Мне достаточно секунды, чтобы понять, что он лжет.

— О, ну да, конечно. И кто это сказал? Санта-Клаус?!

— Нет, Джулия. Это сказал Дэвид, — мягко говорит Марри.

Марри

Знаю, я поступил как мальчишка, заставив Джулию поверить, будто у меня роман с Роуз. Это все проделки Надин: сестрица устроила мне свидание вслепую, надеясь вернуть меня к нормальной жизни. Ничего у нее не вышло. Когда Джулия увидела нас, я слегка запаниковал, но не удержался и забросил-таки наживку, дабы посмотреть, проглотит ли она ее.

Не проглотила. Мне больно от того, что ей все равно.

— Господи, Надин, да все плохо! Ты можешь сказать, в какой области у меня все хорошо?

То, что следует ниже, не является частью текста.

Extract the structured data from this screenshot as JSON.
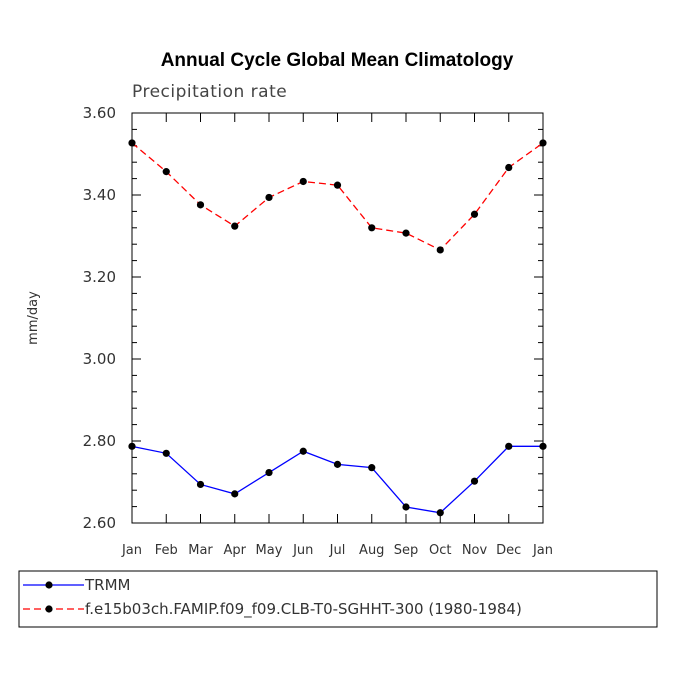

Лицо у нее усталое и какое-то потерянное, будто долгое дежурство высосало из нее энергию. В больницу я завернул за порцией сестринской ласки.

— А как же твои чудесные дети?

Разумеется, я ждал этого вопроса. Чувство вины сжимает меня тисками.

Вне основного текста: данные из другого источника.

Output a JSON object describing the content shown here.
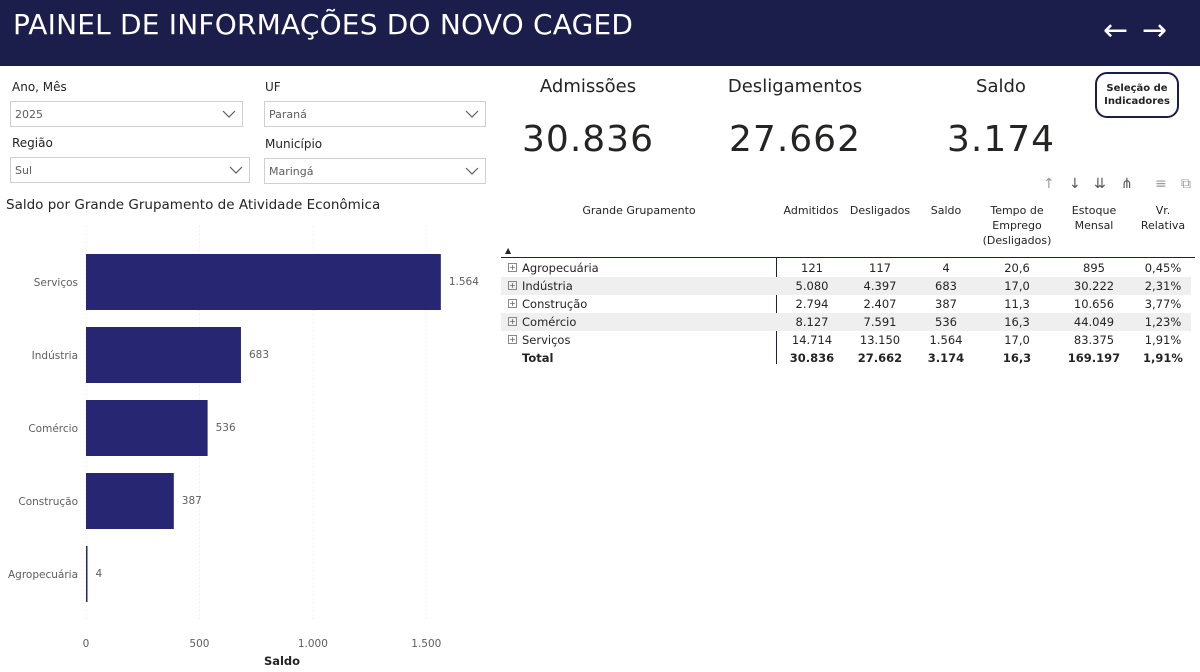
{
  "header": {
    "title": "PAINEL DE INFORMAÇÕES DO NOVO CAGED",
    "back_arrow": "←",
    "forward_arrow": "→"
  },
  "filters": {
    "ano_mes": {
      "label": "Ano, Mês",
      "value": "2025"
    },
    "uf": {
      "label": "UF",
      "value": "Paraná"
    },
    "regiao": {
      "label": "Região",
      "value": "Sul"
    },
    "municipio": {
      "label": "Município",
      "value": "Maringá"
    }
  },
  "kpis": {
    "admissoes": {
      "label": "Admissões",
      "value": "30.836"
    },
    "desligamentos": {
      "label": "Desligamentos",
      "value": "27.662"
    },
    "saldo": {
      "label": "Saldo",
      "value": "3.174"
    }
  },
  "selection_button": {
    "line1": "Seleção de",
    "line2": "Indicadores"
  },
  "chart_title": "Saldo por Grande Grupamento de Atividade Econômica",
  "chart_data": {
    "type": "bar",
    "orientation": "horizontal",
    "categories": [
      "Serviços",
      "Indústria",
      "Comércio",
      "Construção",
      "Agropecuária"
    ],
    "values": [
      1564,
      683,
      536,
      387,
      4
    ],
    "value_labels": [
      "1.564",
      "683",
      "536",
      "387",
      "4"
    ],
    "xlabel": "Saldo",
    "xlim": [
      0,
      1600
    ],
    "xticks": [
      0,
      500,
      1000,
      1500
    ],
    "xtick_labels": [
      "0",
      "500",
      "1.000",
      "1.500"
    ],
    "bar_color": "#262673",
    "grid": true
  },
  "table": {
    "headers": [
      "Grande Grupamento",
      "Admitidos",
      "Desligados",
      "Saldo",
      "Tempo de Emprego (Desligados)",
      "Estoque Mensal",
      "Vr. Relativa"
    ],
    "header_lines": {
      "tempo": [
        "Tempo de",
        "Emprego",
        "(Desligados)"
      ],
      "estoque": [
        "Estoque",
        "Mensal"
      ],
      "vr": [
        "Vr.",
        "Relativa"
      ]
    },
    "rows": [
      {
        "grupo": "Agropecuária",
        "admitidos": "121",
        "desligados": "117",
        "saldo": "4",
        "tempo": "20,6",
        "estoque": "895",
        "vr": "0,45%"
      },
      {
        "grupo": "Indústria",
        "admitidos": "5.080",
        "desligados": "4.397",
        "saldo": "683",
        "tempo": "17,0",
        "estoque": "30.222",
        "vr": "2,31%"
      },
      {
        "grupo": "Construção",
        "admitidos": "2.794",
        "desligados": "2.407",
        "saldo": "387",
        "tempo": "11,3",
        "estoque": "10.656",
        "vr": "3,77%"
      },
      {
        "grupo": "Comércio",
        "admitidos": "8.127",
        "desligados": "7.591",
        "saldo": "536",
        "tempo": "16,3",
        "estoque": "44.049",
        "vr": "1,23%"
      },
      {
        "grupo": "Serviços",
        "admitidos": "14.714",
        "desligados": "13.150",
        "saldo": "1.564",
        "tempo": "17,0",
        "estoque": "83.375",
        "vr": "1,91%"
      }
    ],
    "total": {
      "grupo": "Total",
      "admitidos": "30.836",
      "desligados": "27.662",
      "saldo": "3.174",
      "tempo": "16,3",
      "estoque": "169.197",
      "vr": "1,91%"
    }
  },
  "toolbar_icons": [
    "arrow-up-icon",
    "arrow-down-icon",
    "double-arrow-down-icon",
    "expand-hierarchy-icon",
    "filter-icon",
    "focus-mode-icon"
  ],
  "colors": {
    "header_bg": "#1b1d4a",
    "bar": "#262673",
    "accent_border": "#1b1d4a"
  }
}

— Из-за них мне особенно тошно. Карлайл подобрался к ним вплотную. Джулия должна пообещать, что не будет встречаться с ним в присутствии детей.

Сомневаюсь, что она это пообещает.

— Насколько я понимаю, Марри, вариантов у тебя немного. Во-первых, ты можешь каким-то образом вернуть Джулию и умчать ее в прекрасную даль. Во-вторых, ты можешь собрать компромат на доктора — если таковой существует — и ткнуть его Джулии в нос. В-третьих, ты можешь зажить своей жизнью, видеться с детьми каждое воскресенье и навсегда забыть Джулию Маршалл.

Едкость в голосе Надин превышает все санитарные нормы. Имя Джулии она точно выплевывает.

— Ну, насчет куда-то там умчать у нас точно возникнут проблемы. Забыть Джулию… — Я раздумываю, таращась в потолок. — Нет, невозможно.

— Значит, остается второй вариант. Докажи, что он чудовище. — Надин разворачивает шоколадку, купленную в автомате. — Мой обед, — признается она. — А может, завтрак.

Мы идем по больничному коридору. На Надин белые куртка и штаны, туфли на мягкой подошве. Она сливается с белыми стенами. Она словно часть этого здания.

— Хочешь? — спрашивает она.

Я отламываю от шоколадки.

— А как отреагирует Джулия? Если мои подозрения насчет Карлайла оправданны хотя бы отчасти, Джулия никогда не поверит, что я тут ни при чем. И обвинит меня в том, что я разрушил ее счастье. А если он ни в чем не виноват, то смогу ли я спокойно наблюдать за их идиллией?

Надин косится на меня.

— Не сможешь. Зажмуришься. Но сейчас, Марри, смотри в оба. — Так говорила мама в нашем детстве.

— Итак, ты предлагаешь мне переквалифицироваться из адвокатов в сыщики?

— Разве я что-то такое говорила, братишка? — Надин невинно хлопает ресницами. — Не забывай, кто мой муж.

Мы уже у выхода. В дверном проеме сияет голубое небо, асфальт сверкает, точно подернутый россыпью бриллиантов.

— Марри, меня смущает информация Крисси, но, возможно, лишь потому, что Карлайла обвиняют в нападении на эту девочку.

Я хватаюсь за ниточку.

— Ну да, со мной то же самое. Стоит ему чихнуть, и мне кажется, будто у него чума.

— Точно. Я не на его стороне, но ты должен хорошенько изучить факты. Уверена, тебе уже случалось проворачивать достаточно необычные, если посмотреть со стороны, дела. И кто-то запросто мог обвинить тебя в нарушении закона.

Мы молчим, охваченные общим воспоминанием, уводящим нас на несколько лет назад.